With the young population making wise choices when it comes to finances, thanks to increased awareness of financial literacy in the nation, they no longer need a car, let alone a new car. Taxi-cab aggregators, despite their occasional newsworthy actions, are still going strong, thanks to the young India who does not yet believe in owning a car when all it does is take him from point A to point B. Which is what he wants.
What’s Going to Happen?
In August 2019, economist and former vice-chairman of the NITI Aayog thinktank Arvind Panagariya wrote a critical analysis of the auto industry slump. He criticized the industry for waiting on the government to bail them out as he also observed the decline as not cataclysmic.
What he suggested were the industry players to keep patience and use their former profits to club the gap in this ‘phase’ even as the nation moves on to a financial market that looks favorable to consumerism.
Although the slump has triggered losses in the form of large layoffs (about 10 lakh jobs at risk) by almost all companies, there is still hope that the performance will improve in the coming months. The industry has made a demand for a reduction in GST to 18% from the current rate of 28%, but there does not seem to be a clear resolution on that front even as the government ponders over it.
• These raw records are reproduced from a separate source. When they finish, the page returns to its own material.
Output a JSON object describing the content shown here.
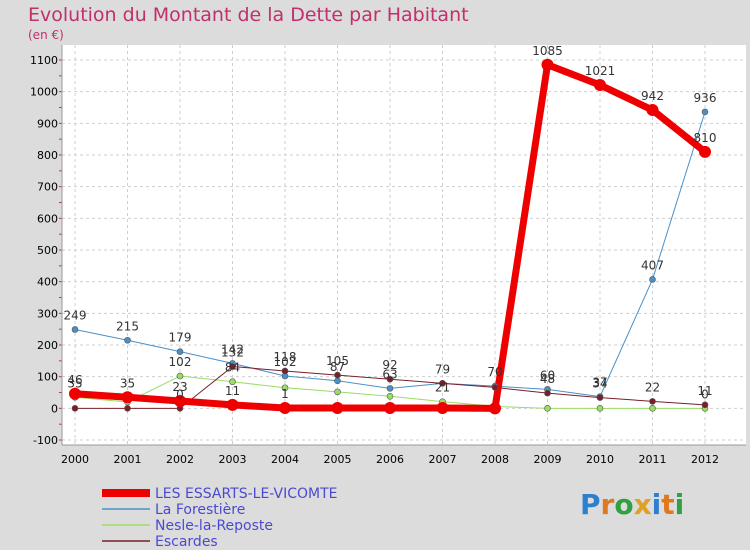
{
  "title": "Evolution du Montant de la Dette par Habitant",
  "unit": "(en €)",
  "logo": "Proxiti",
  "colors": {
    "title": "#c0306a",
    "plot_bg": "#ffffff",
    "grid": "#cfcfcf",
    "axis_text": "#000000",
    "value_label": "#333333"
  },
  "chart_data": {
    "type": "line",
    "title": "Evolution du Montant de la Dette par Habitant",
    "subtitle": "(en €)",
    "x": [
      "2000",
      "2001",
      "2002",
      "2003",
      "2004",
      "2005",
      "2006",
      "2007",
      "2008",
      "2009",
      "2010",
      "2011",
      "2012"
    ],
    "ylim": [
      -100,
      1100
    ],
    "yticks": [
      -100,
      0,
      100,
      200,
      300,
      400,
      500,
      600,
      700,
      800,
      900,
      1000,
      1100
    ],
    "grid": true,
    "legend_position": "bottom-left",
    "series": [
      {
        "name": "LES ESSARTS-LE-VICOMTE",
        "color": "#ee0000",
        "width": 7,
        "marker": 6,
        "values": [
          46,
          35,
          23,
          11,
          1,
          1,
          1,
          1,
          0,
          1085,
          1021,
          942,
          810
        ],
        "labels": [
          "46",
          "35",
          "23",
          "11",
          "1",
          "",
          "",
          "",
          "",
          "1085",
          "1021",
          "942",
          "810"
        ]
      },
      {
        "name": "La Forestière",
        "color": "#4a90c8",
        "width": 1,
        "marker": 3,
        "values": [
          249,
          215,
          179,
          142,
          102,
          87,
          63,
          79,
          70,
          60,
          37,
          407,
          936
        ],
        "labels": [
          "249",
          "215",
          "179",
          "142",
          "102",
          "87",
          "63",
          "79",
          "70",
          "60",
          "37",
          "407",
          "936"
        ]
      },
      {
        "name": "Nesle-la-Reposte",
        "color": "#99dd66",
        "width": 1,
        "marker": 3,
        "values": [
          35,
          20,
          102,
          84,
          65,
          52,
          38,
          21,
          6,
          0,
          0,
          0,
          0
        ],
        "labels": [
          "35",
          "",
          "102",
          "84",
          "",
          "",
          "",
          "21",
          "",
          "",
          "",
          "",
          "0"
        ]
      },
      {
        "name": "Escardes",
        "color": "#7a1f2a",
        "width": 1,
        "marker": 3,
        "values": [
          0,
          0,
          0,
          132,
          118,
          105,
          92,
          79,
          66,
          48,
          34,
          22,
          11
        ],
        "labels": [
          "",
          "",
          "0",
          "132",
          "118",
          "105",
          "92",
          "",
          "",
          "48",
          "34",
          "22",
          "11"
        ]
      }
    ]
  }
}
This could well be a phase for the industry, as noted by experts and some auto manufacturers alike, but when that ‘end’ will be cannot be guessed, especially during the high level of uncertainty in the Indian financial and consumers market.
Influential events like the recent revocation of Article 370 will take time to subdue, and only then can one even expect to see a change, as one analyst commented on the promise of anonymity. So, the best course of action is to just wait and watch.